On February 28, 2012, a three-judge panel of the Fed. Cir. ruled that the Board properly ruled that Monsanto prevailed in interference no. 105,728, involving the patent claims directed broadly to transgenic corn. (A copy of this ruling is found at the end of this post.) Although Pioneer had filed its priority application in 1988, well more than one year before Monsanto filed the 2005 application involved in the interference, the panel found that Monsanto was not barred by 135(b)(1) since earlier applications in the chain of the Monsanto applications that led up to the 2005 application claimed “substantially congruent” subject matter in the aggregate (e.g., broadly claimed transgenic corn). The panel also agreed with the Board that Pioneer’s first application did not contain an enabling disclosure of the claims at issue. The main Monsanto claim is a model of a broad transgenic corn plant claim (the Latin name for what modern corn farmers raise is Zea mays):
A fertile transgenic Zea mays plant containing heterologous DNA which is heritable, wherein said heterologous DNA confers a beneficial trait to the plant, wherein said beneficial trait is selected from the group consisting of pest resistance, stress tolerance, disease resistance, and the ability to produce a chemical, wherein the plant expresses a selectable marker gene, and wherein the plant is from a subsequent generation of a plant that is re-generated from a selected transformed cell [Ser. No. 11/151,700].
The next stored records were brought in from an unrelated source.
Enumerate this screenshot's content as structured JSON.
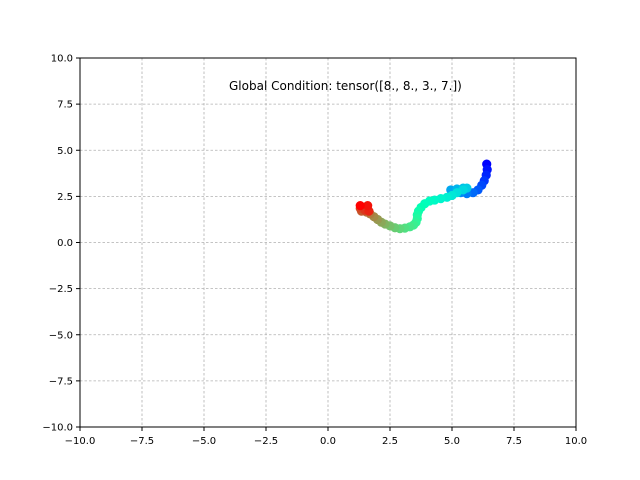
{
  "chart_data": {
    "type": "scatter",
    "title": "",
    "xlabel": "",
    "ylabel": "",
    "xlim": [
      -10,
      10
    ],
    "ylim": [
      -10,
      10
    ],
    "grid": true,
    "colormap": "rainbow",
    "annotation": "Global Condition: tensor([8., 8., 3., 7.])",
    "x_ticks": [
      "−10.0",
      "−7.5",
      "−5.0",
      "−2.5",
      "0.0",
      "2.5",
      "5.0",
      "7.5",
      "10.0"
    ],
    "y_ticks": [
      "−10.0",
      "−7.5",
      "−5.0",
      "−2.5",
      "0.0",
      "2.5",
      "5.0",
      "7.5",
      "10.0"
    ],
    "points": [
      [
        6.4,
        4.25
      ],
      [
        6.42,
        3.95
      ],
      [
        6.38,
        3.65
      ],
      [
        6.3,
        3.35
      ],
      [
        6.2,
        3.1
      ],
      [
        6.05,
        2.85
      ],
      [
        5.85,
        2.7
      ],
      [
        5.6,
        2.65
      ],
      [
        5.35,
        2.7
      ],
      [
        5.1,
        2.8
      ],
      [
        4.95,
        2.85
      ],
      [
        5.2,
        2.9
      ],
      [
        5.45,
        2.95
      ],
      [
        5.6,
        2.95
      ],
      [
        5.45,
        2.85
      ],
      [
        5.2,
        2.7
      ],
      [
        5.0,
        2.55
      ],
      [
        4.8,
        2.45
      ],
      [
        4.55,
        2.38
      ],
      [
        4.3,
        2.3
      ],
      [
        4.1,
        2.25
      ],
      [
        3.9,
        2.1
      ],
      [
        3.75,
        1.9
      ],
      [
        3.65,
        1.7
      ],
      [
        3.6,
        1.5
      ],
      [
        3.6,
        1.3
      ],
      [
        3.55,
        1.1
      ],
      [
        3.45,
        0.95
      ],
      [
        3.3,
        0.85
      ],
      [
        3.1,
        0.78
      ],
      [
        2.9,
        0.75
      ],
      [
        2.7,
        0.8
      ],
      [
        2.5,
        0.9
      ],
      [
        2.3,
        1.0
      ],
      [
        2.15,
        1.1
      ],
      [
        2.0,
        1.25
      ],
      [
        1.85,
        1.4
      ],
      [
        1.7,
        1.55
      ],
      [
        1.55,
        1.65
      ],
      [
        1.35,
        1.7
      ],
      [
        1.3,
        1.85
      ],
      [
        1.5,
        1.75
      ],
      [
        1.65,
        1.7
      ],
      [
        1.6,
        2.0
      ],
      [
        1.3,
        2.0
      ]
    ]
  }
}
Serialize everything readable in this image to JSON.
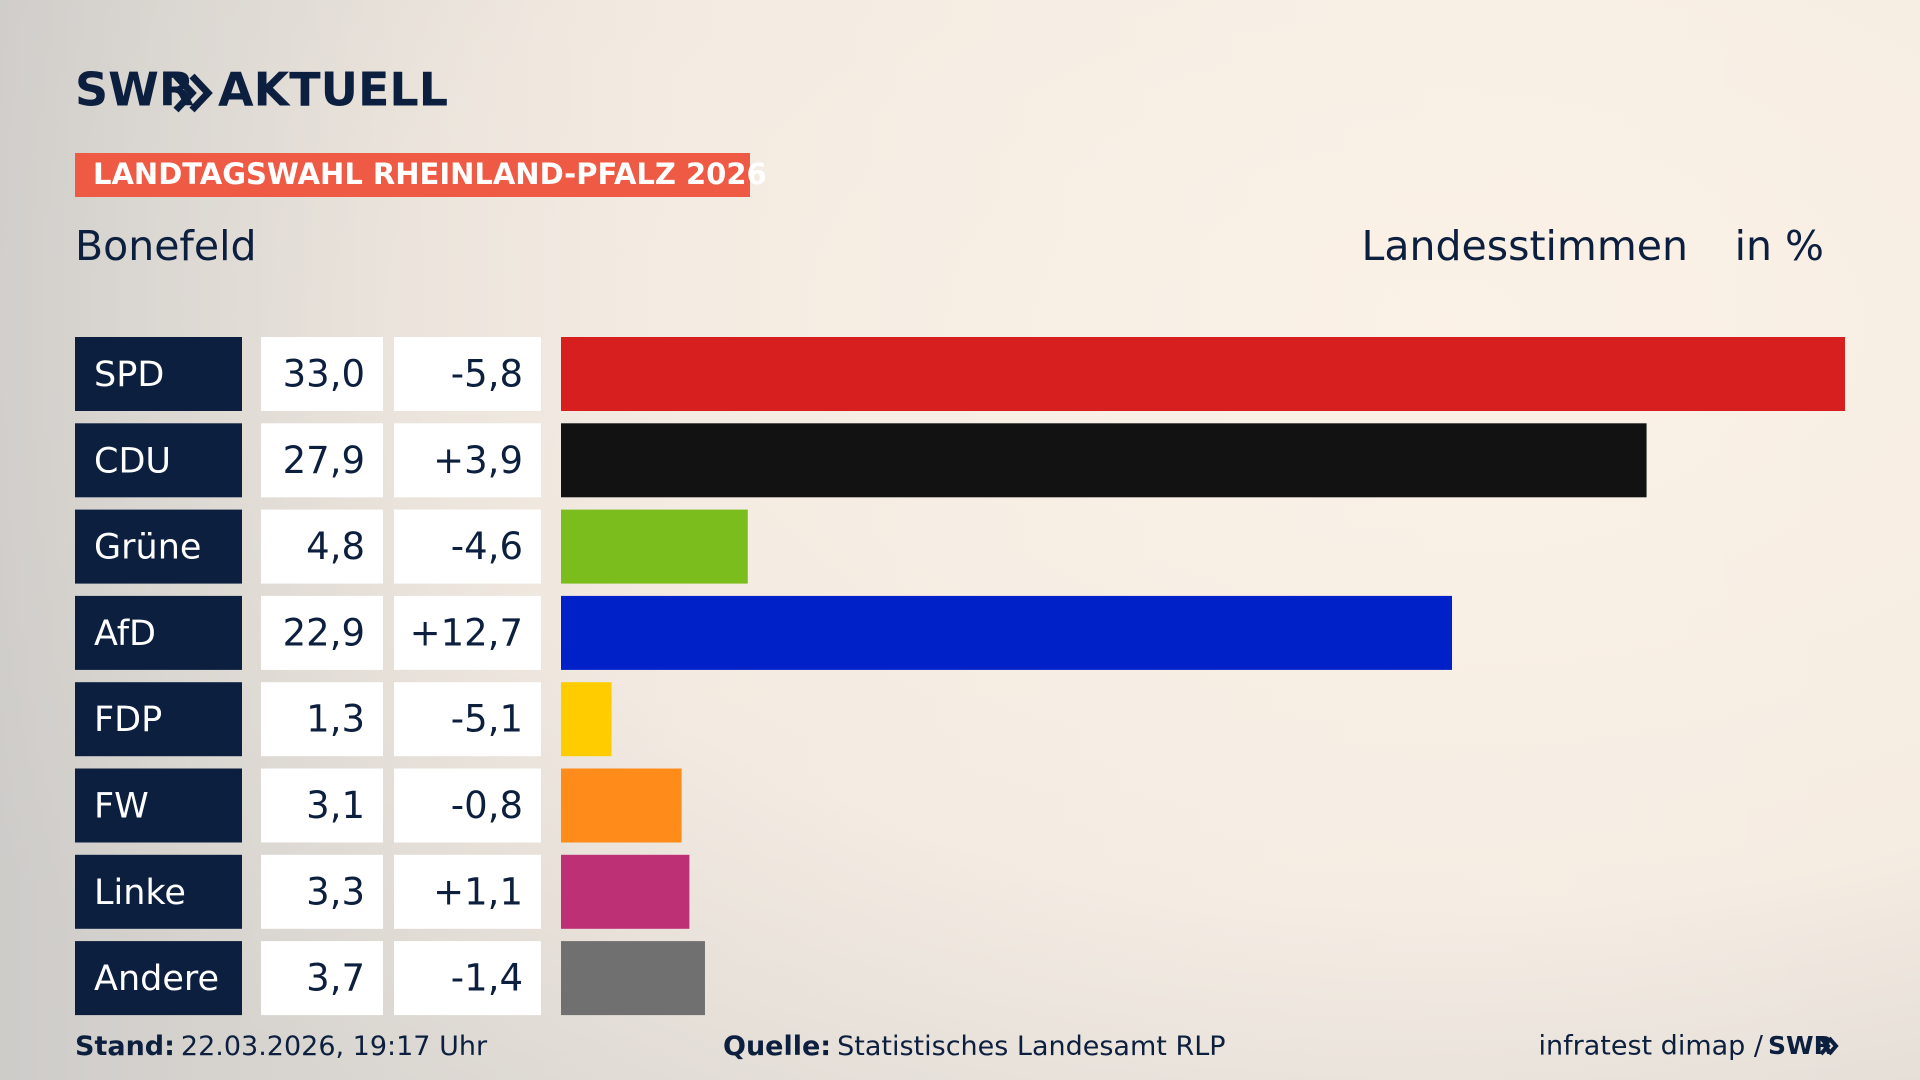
{
  "chart_data": {
    "type": "bar",
    "brand": "SWR",
    "brand_suffix": "AKTUELL",
    "title": "LANDTAGSWAHL RHEINLAND-PFALZ 2026",
    "subtitle": "Bonefeld",
    "value_label": "Landesstimmen",
    "unit": "in %",
    "categories": [
      "SPD",
      "CDU",
      "Grüne",
      "AfD",
      "FDP",
      "FW",
      "Linke",
      "Andere"
    ],
    "values": [
      33.0,
      27.9,
      4.8,
      22.9,
      1.3,
      3.1,
      3.3,
      3.7
    ],
    "value_labels": [
      "33,0",
      "27,9",
      "4,8",
      "22,9",
      "1,3",
      "3,1",
      "3,3",
      "3,7"
    ],
    "changes": [
      -5.8,
      3.9,
      -4.6,
      12.7,
      -5.1,
      -0.8,
      1.1,
      -1.4
    ],
    "change_labels": [
      "-5,8",
      "+3,9",
      "-4,6",
      "+12,7",
      "-5,1",
      "-0,8",
      "+1,1",
      "-1,4"
    ],
    "colors": [
      "#d71f1f",
      "#121212",
      "#7bbd1d",
      "#0020c8",
      "#ffcc00",
      "#ff8c1a",
      "#bd3075",
      "#707070"
    ],
    "stand_label": "Stand:",
    "stand": "22.03.2026, 19:17 Uhr",
    "source_label": "Quelle:",
    "source": "Statistisches Landesamt RLP",
    "credit": "infratest dimap /",
    "credit_brand": "SWR"
  }
}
This, and other claims in related patents, are important claims. They cover “Bt corn” that resists infestation by the European Corn Borer and cover Round-up Ready corn, that resists the herbicide glyphosate. They last time I looked, transgenic corn plants occupied at least sixty per cent of all of the U.S. corn acreage.
This decision may not rock the world of IP law, but it certainly brings back memories. To prevail, Monsanto needed a priority date of January 22, 1990. This is the filing date of the parent of serial number 508, 045, filed April 11, 1990. I partly wrote, and prosecuted this application for about six years until it issued as U.S. Pat. No. 5,484,956. The application, naming inventors Ronald Lundquist and David Walters, was filed by MGI Pharma, moved into a subsidiary called PSRI and sold to a small Massachusetts biotech company, BioTechnica. BioTechnica in turn sold it to DEKALB Genetics Corp. (think “winged corn”) and DEKALB was eventually acquired by Monsanto. Somehow, I managed to survive all these ownership changes and eventually obtain the allowance of six claims. Interestingly, one of them was directed to “children” and “grandchildren” progeny plants of the R0 “first generation” plant, also covered in the “interference claim” above. Claim 1 reads:
A fertile transgenic Zea mays plant of the R0 generation containing heterologous DNA encoding [Bt] endotoxin, wherein said DNA is expressed so that the plant exhibits resistance to an insect, wherein said expression is not present in said plant not containing said DNA and wherein said DNA is transmitted through a complete normal sexual cycle of the R0 plant to the R1 generation, and wherein said DNA is introduced into said plant by microprojectile bombardment of Zea mays callus cells.
I know, this claim is nowhere near as elegant as the 2005 interference claim but in 2002, IP Worldwide picked the ‘956 patent as one of ten patents that “changed the world.” So there.